Sony’s 13-inch Digital Paper is the first device to use a flexible e-ink display



After almost a year of agonizing posturing by Sony, the semi-flexible 13.3-inch Digital Paper has finally been unveiled. The Digital Paper supports stylus input, has built-in WiFi, and lasts up to three weeks on a single charge. The key technology here is the new Mobius display from E Ink, which is very light and highly flexible — though it isn’t clear how much of that flexibility made it into the final Digital Paper product.



When it comes to displays, the problem — as far as weight and flexibility are concerned — has always been the substrate. The liquid crystals, the organic diodes, the capsules of ink, the transistors, the wiring — all of the key display stuff is already light and flexible. But you have to build all of that stuff on something heat-resistant and transparent —  i.e. glass. Glass is heavy (especially at larger sizes), and it’s very brittle (especially when it’s thin, which is necessitated by weight constraints). Glass is a terrible display substrate, basically, but sadly there hasn’t been another option. Until now.

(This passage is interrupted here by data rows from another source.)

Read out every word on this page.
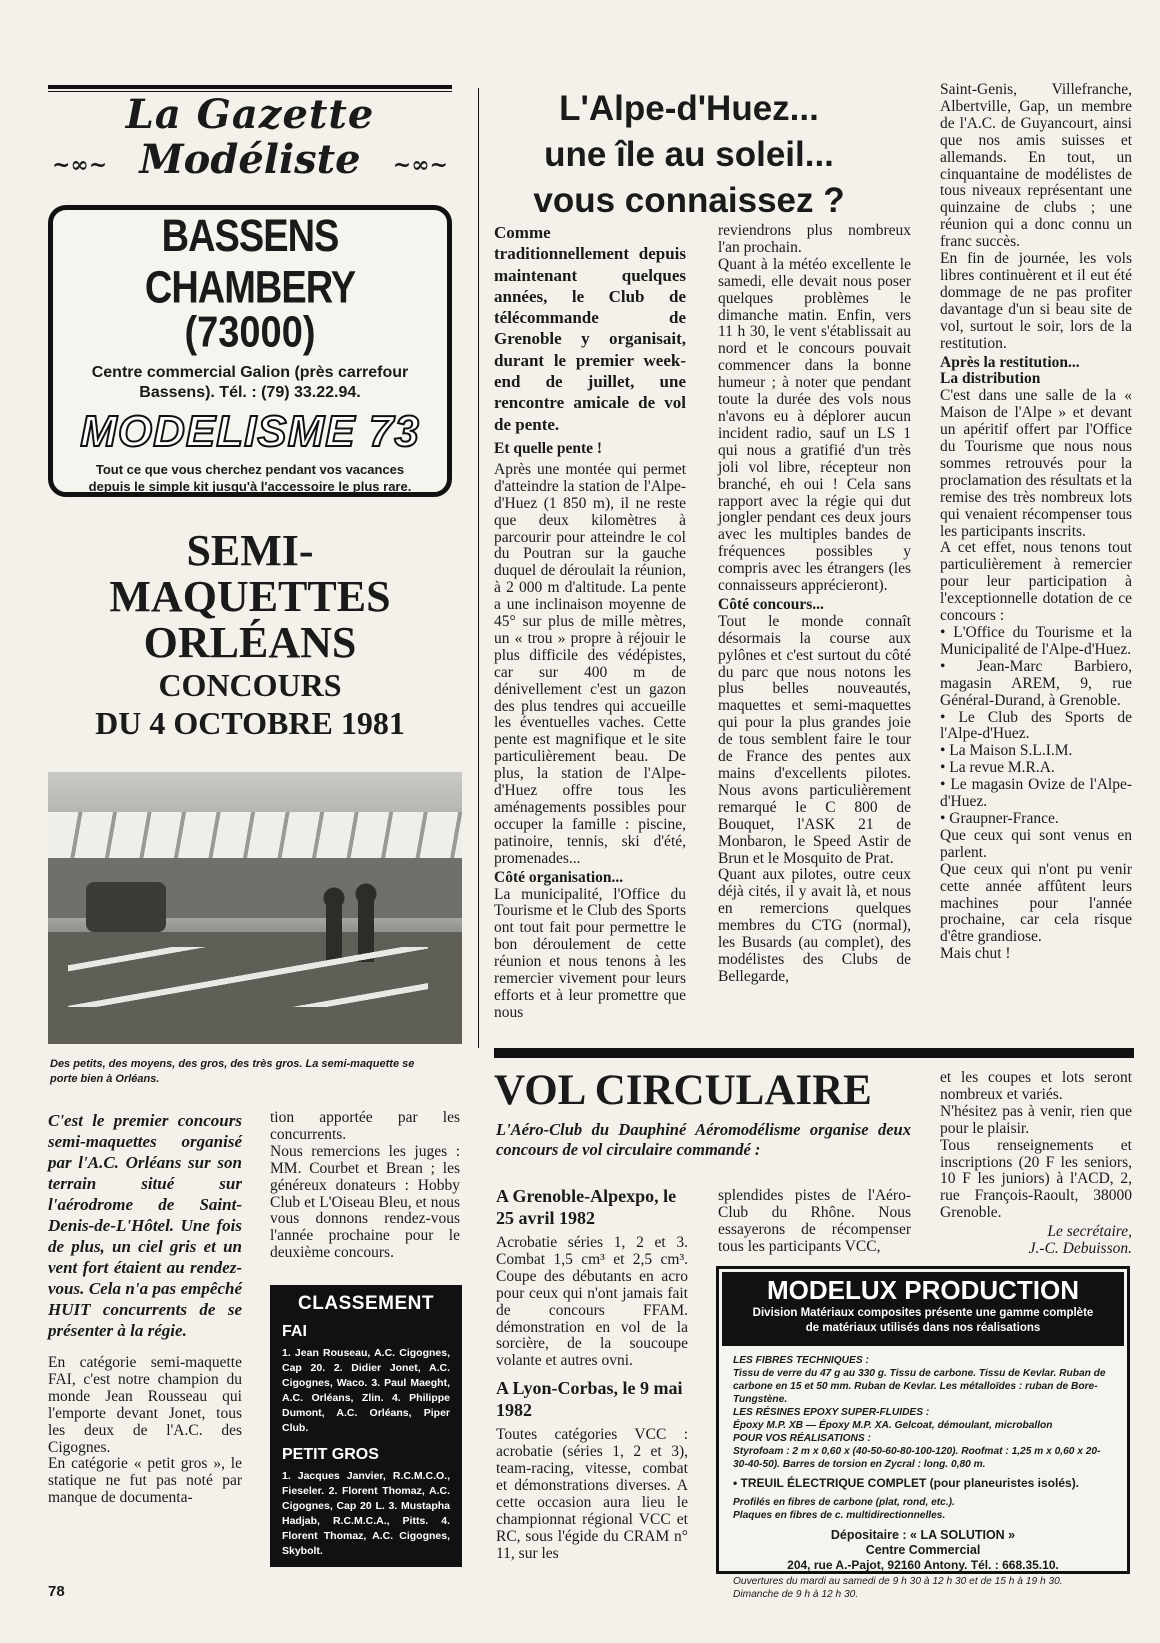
La Gazette
~∞~ Modéliste ~∞~
BASSENS CHAMBERY
(73000)
Centre commercial Galion (près carrefour Bassens). Tél. : (79) 33.22.94.
MODELISME 73
Tout ce que vous cherchez pendant vos vacances depuis le simple kit jusqu'à l'accessoire le plus rare.
SEMI-
MAQUETTES
ORLÉANS
CONCOURS
DU 4 OCTOBRE 1981
Des petits, des moyens, des gros, des très gros. La semi-maquette se porte bien à Orléans.

C'est le premier concours semi-maquettes organisé par l'A.C. Orléans sur son terrain situé sur l'aérodrome de Saint-Denis-de-L'Hôtel. Une fois de plus, un ciel gris et un vent fort étaient au rendez-vous. Cela n'a pas empêché HUIT concurrents de se présenter à la régie.

En catégorie semi-maquette FAI, c'est notre champion du monde Jean Rousseau qui l'emporte devant Jonet, tous les deux de l'A.C. des Cigognes.

En catégorie « petit gros », le statique ne fut pas noté par manque de documenta-

tion apportée par les concurrents.

Nous remercions les juges : MM. Courbet et Brean ; les généreux donateurs : Hobby Club et L'Oiseau Bleu, et nous vous donnons rendez-vous l'année prochaine pour le deuxième concours.

CLASSEMENT
FAI
1. Jean Rouseau, A.C. Cigognes, Cap 20. 2. Didier Jonet, A.C. Cigognes, Waco. 3. Paul Maeght, A.C. Orléans, Zlin. 4. Philippe Dumont, A.C. Orléans, Piper Club.
PETIT GROS
1. Jacques Janvier, R.C.M.C.O., Fieseler. 2. Florent Thomaz, A.C. Cigognes, Cap 20 L. 3. Mustapha Hadjab, R.C.M.C.A., Pitts. 4. Florent Thomaz, A.C. Cigognes, Skybolt.
78
L'Alpe-d'Huez...
une île au soleil...
vous connaissez ?

Comme traditionnellement depuis maintenant quelques années, le Club de télécommande de Grenoble y organisait, durant le premier week-end de juillet, une rencontre amicale de vol de pente.

Et quelle pente !

Après une montée qui permet d'atteindre la station de l'Alpe-d'Huez (1 850 m), il ne reste que deux kilomètres à parcourir pour atteindre le col du Poutran sur la gauche duquel de déroulait la réunion, à 2 000 m d'altitude. La pente a une inclinaison moyenne de 45° sur plus de mille mètres, un « trou » propre à réjouir le plus difficile des védépistes, car sur 400 m de dénivellement c'est un gazon des plus tendres qui accueille les éventuelles vaches. Cette pente est magnifique et le site particulièrement beau. De plus, la station de l'Alpe-d'Huez offre tous les aménagements possibles pour occuper la famille : piscine, patinoire, tennis, ski d'été, promenades...

Côté organisation...

La municipalité, l'Office du Tourisme et le Club des Sports ont tout fait pour permettre le bon déroulement de cette réunion et nous tenons à les remercier vivement pour leurs efforts et à leur promettre que nous

reviendrons plus nombreux l'an prochain.

Quant à la météo excellente le samedi, elle devait nous poser quelques problèmes le dimanche matin. Enfin, vers 11 h 30, le vent s'établissait au nord et le concours pouvait commencer dans la bonne humeur ; à noter que pendant toute la durée des vols nous n'avons eu à déplorer aucun incident radio, sauf un LS 1 qui nous a gratifié d'un très joli vol libre, récepteur non branché, eh oui ! Cela sans rapport avec la régie qui dut jongler pendant ces deux jours avec les multiples bandes de fréquences possibles y compris avec les étrangers (les connaisseurs apprécieront).

Côté concours...

Tout le monde connaît désormais la course aux pylônes et c'est surtout du côté du parc que nous notons les plus belles nouveautés, maquettes et semi-maquettes qui pour la plus grandes joie de tous semblent faire le tour de France des pentes aux mains d'excellents pilotes. Nous avons particulièrement remarqué le C 800 de Bouquet, l'ASK 21 de Monbaron, le Speed Astir de Brun et le Mosquito de Prat.

Quant aux pilotes, outre ceux déjà cités, il y avait là, et nous en remercions quelques membres du CTG (normal), les Busards (au complet), des modélistes des Clubs de Bellegarde,

Saint-Genis, Villefranche, Albertville, Gap, un membre de l'A.C. de Guyancourt, ainsi que nos amis suisses et allemands. En tout, un cinquantaine de modélistes de tous niveaux représentant une quinzaine de clubs ; une réunion qui a donc connu un franc succès.

En fin de journée, les vols libres continuèrent et il eut été dommage de ne pas profiter davantage d'un si beau site de vol, surtout le soir, lors de la restitution.

Après la restitution...

La distribution

C'est dans une salle de la « Maison de l'Alpe » et devant un apéritif offert par l'Office du Tourisme que nous nous sommes retrouvés pour la proclamation des résultats et la remise des très nombreux lots qui venaient récompenser tous les participants inscrits.

A cet effet, nous tenons tout particulièrement à remercier pour leur participation à l'exceptionnelle dotation de ce concours :

• L'Office du Tourisme et la Municipalité de l'Alpe-d'Huez.
• Jean-Marc Barbiero, magasin AREM, 9, rue Général-Durand, à Grenoble.
• Le Club des Sports de l'Alpe-d'Huez.
• La Maison S.L.I.M.
• La revue M.R.A.
• Le magasin Ovize de l'Alpe-d'Huez.
• Graupner-France.

Que ceux qui sont venus en parlent.

Que ceux qui n'ont pu venir cette année affûtent leurs machines pour l'année prochaine, car cela risque d'être grandiose.

Mais chut !

VOL CIRCULAIRE
L'Aéro-Club du Dauphiné Aéromodélisme organise deux concours de vol circulaire commandé :

A Grenoble-Alpexpo, le 25 avril 1982

Acrobatie séries 1, 2 et 3. Combat 1,5 cm³ et 2,5 cm³. Coupe des débutants en acro pour ceux qui n'ont jamais fait de concours FFAM. démonstration en vol de la sorcière, de la soucoupe volante et autres ovni.

A Lyon-Corbas, le 9 mai 1982

Toutes catégories VCC : acrobatie (séries 1, 2 et 3), team-racing, vitesse, combat et démonstrations diverses. A cette occasion aura lieu le championnat régional VCC et RC, sous l'égide du CRAM n° 11, sur les

splendides pistes de l'Aéro-Club du Rhône. Nous essayerons de récompenser tous les participants VCC,

et les coupes et lots seront nombreux et variés.

N'hésitez pas à venir, rien que pour le plaisir.

Tous renseignements et inscriptions (20 F les seniors, 10 F les juniors) à l'ACD, 2, rue François-Raoult, 38000 Grenoble.

Le secrétaire,

J.-C. Debuisson.

MODELUX PRODUCTION
Division Matériaux composites présente une gamme complète de matériaux utilisés dans nos réalisations
LES FIBRES TECHNIQUES :
Tissu de verre du 47 g au 330 g. Tissu de carbone. Tissu de Kevlar. Ruban de carbone en 15 et 50 mm. Ruban de Kevlar. Les métalloïdes : ruban de Bore-Tungstène.
LES RÉSINES EPOXY SUPER-FLUIDES :
Époxy M.P. XB — Époxy M.P. XA. Gelcoat, démoulant, microballon
POUR VOS RÉALISATIONS :
Styrofoam : 2 m x 0,60 x (40-50-60-80-100-120). Roofmat : 1,25 m x 0,60 x 20-30-40-50). Barres de torsion en Zycral : long. 0,80 m.
• TREUIL ÉLECTRIQUE COMPLET (pour planeuristes isolés).
Profilés en fibres de carbone (plat, rond, etc.).
Plaques en fibres de c. multidirectionnelles.
Dépositaire : « LA SOLUTION »
Centre Commercial
204, rue A.-Pajot, 92160 Antony. Tél. : 668.35.10.
Ouvertures du mardi au samedi de 9 h 30 à 12 h 30 et de 15 h à 19 h 30.
Dimanche de 9 h à 12 h 30.
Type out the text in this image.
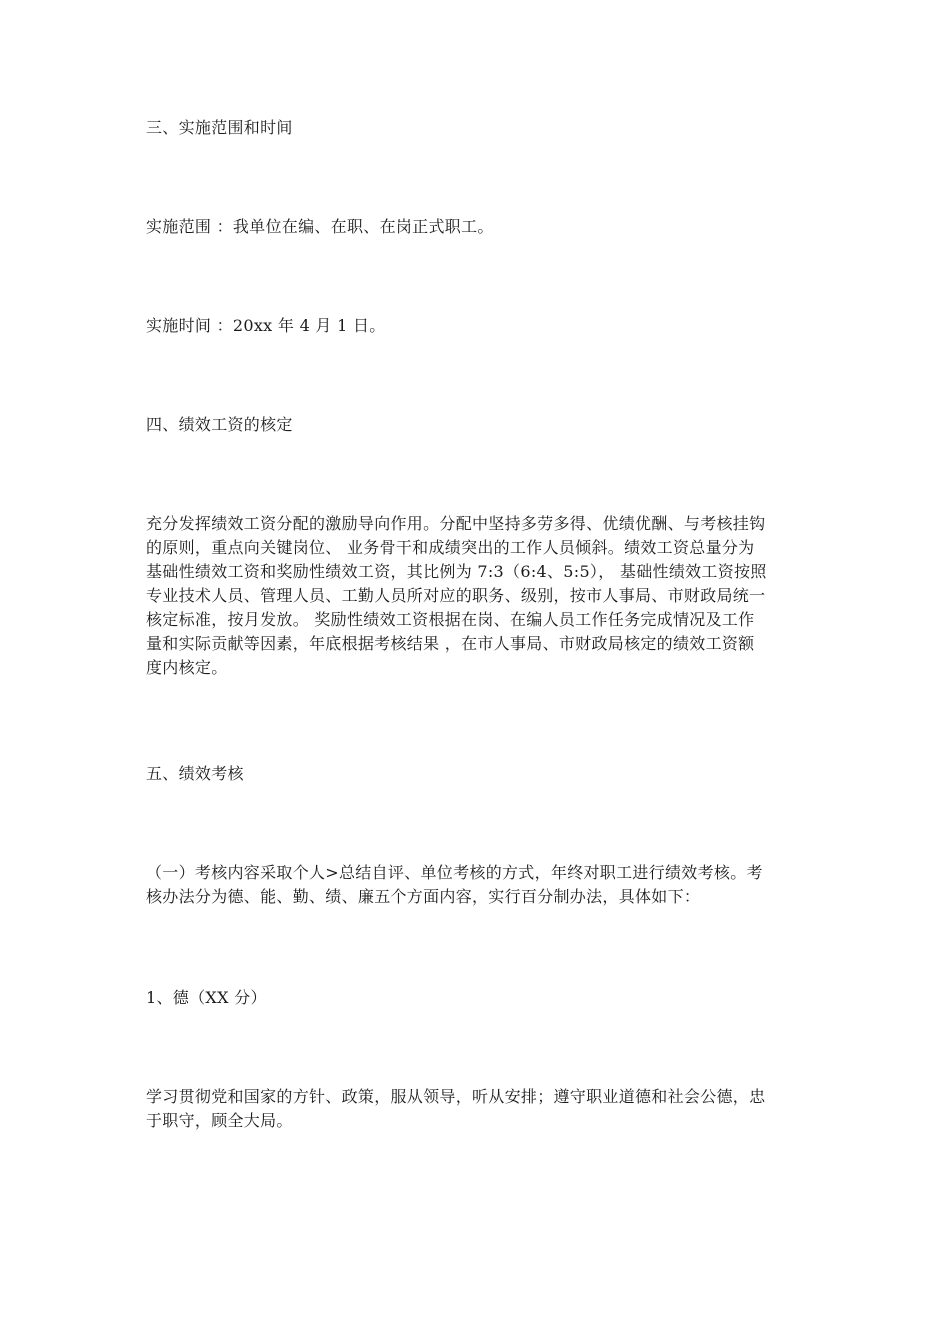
三、实施范围和时间

实施范围 ：我单位在编、在职、在岗正式职工。

实施时间 ：20xx 年 4 月 1 日。

四、绩效工资的核定

充分发挥绩效工资分配的激励导向作用。分配中坚持多劳多得、优绩优酬、与考核挂钩
的原则，重点向关键岗位、 业务骨干和成绩突出的工作人员倾斜。绩效工资总量分为
基础性绩效工资和奖励性绩效工资，其比例为 7:3（6:4、5:5）， 基础性绩效工资按照
专业技术人员、管理人员、工勤人员所对应的职务、级别，按市人事局、市财政局统一
核定标准，按月发放。 奖励性绩效工资根据在岗、在编人员工作任务完成情况及工作
量和实际贡献等因素，年底根据考核结果 ，在市人事局、市财政局核定的绩效工资额
度内核定。

五、绩效考核

（一）考核内容采取个人>总结自评、单位考核的方式，年终对职工进行绩效考核。考
核办法分为德、能、勤、绩、廉五个方面内容，实行百分制办法，具体如下：

1、德（XX 分）

学习贯彻党和国家的方针、政策，服从领导，听从安排；遵守职业道德和社会公德，忠
于职守，顾全大局。
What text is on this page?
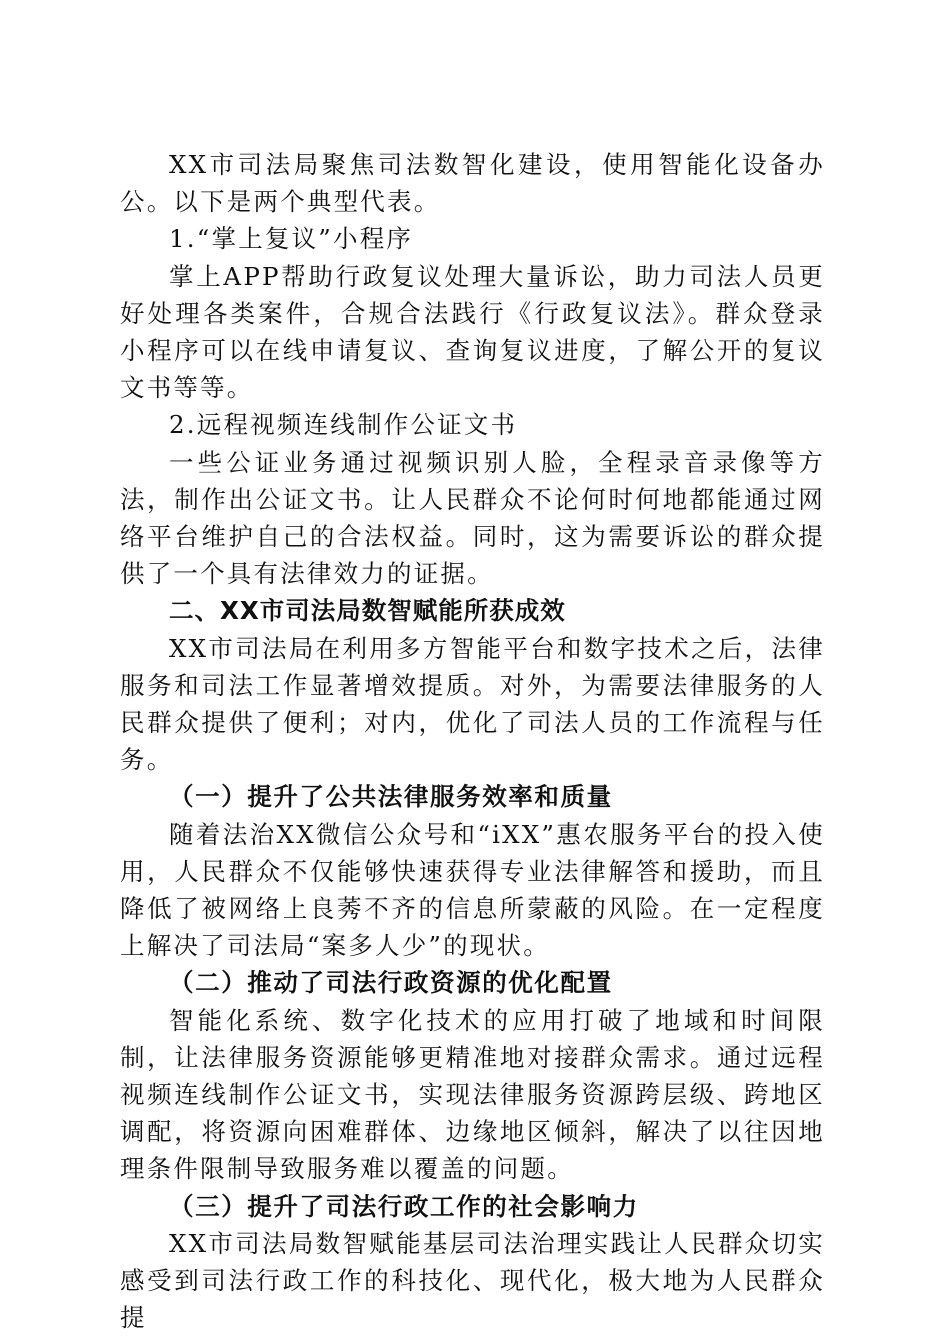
XX市司法局聚焦司法数智化建设，使用智能化设备办公。以下是两个典型代表。

1.“掌上复议”小程序

掌上APP帮助行政复议处理大量诉讼，助力司法人员更好处理各类案件，合规合法践行《行政复议法》。群众登录小程序可以在线申请复议、查询复议进度，了解公开的复议文书等等。

2.远程视频连线制作公证文书

一些公证业务通过视频识别人脸，全程录音录像等方法，制作出公证文书。让人民群众不论何时何地都能通过网络平台维护自己的合法权益。同时，这为需要诉讼的群众提供了一个具有法律效力的证据。

二、XX市司法局数智赋能所获成效

XX市司法局在利用多方智能平台和数字技术之后，法律服务和司法工作显著增效提质。对外，为需要法律服务的人民群众提供了便利；对内，优化了司法人员的工作流程与任务。

（一）提升了公共法律服务效率和质量

随着法治XX微信公众号和“iXX”惠农服务平台的投入使用，人民群众不仅能够快速获得专业法律解答和援助，而且降低了被网络上良莠不齐的信息所蒙蔽的风险。在一定程度上解决了司法局“案多人少”的现状。

（二）推动了司法行政资源的优化配置

智能化系统、数字化技术的应用打破了地域和时间限制，让法律服务资源能够更精准地对接群众需求。通过远程视频连线制作公证文书，实现法律服务资源跨层级、跨地区调配，将资源向困难群体、边缘地区倾斜，解决了以往因地理条件限制导致服务难以覆盖的问题。

（三）提升了司法行政工作的社会影响力

XX市司法局数智赋能基层司法治理实践让人民群众切实感受到司法行政工作的科技化、现代化，极大地为人民群众提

At $1100 (shipping in May), Digital Paper is being pitched at education, business, and legal environments. Digital Paper appears to only support PDFs, but the website implies that software is included to convert Word, Excel, and PowerPoint files to PDF format. Stylus input appears to be accurate and high-resolution, though e-ink’s refresh latency might cause you some mental discomfort. 4GB of internal storage and a micro SD slot should give you plenty of space for annotating textbooks and documents. At just 357 grams (12.6 ounces), Digital Paper is by far the lightest large-screen tablet on the market, too (the iPad Air is a chunky 469 grams). Hopefully this is the beginning of an exciting, flexible-and-light-weight computing revolution!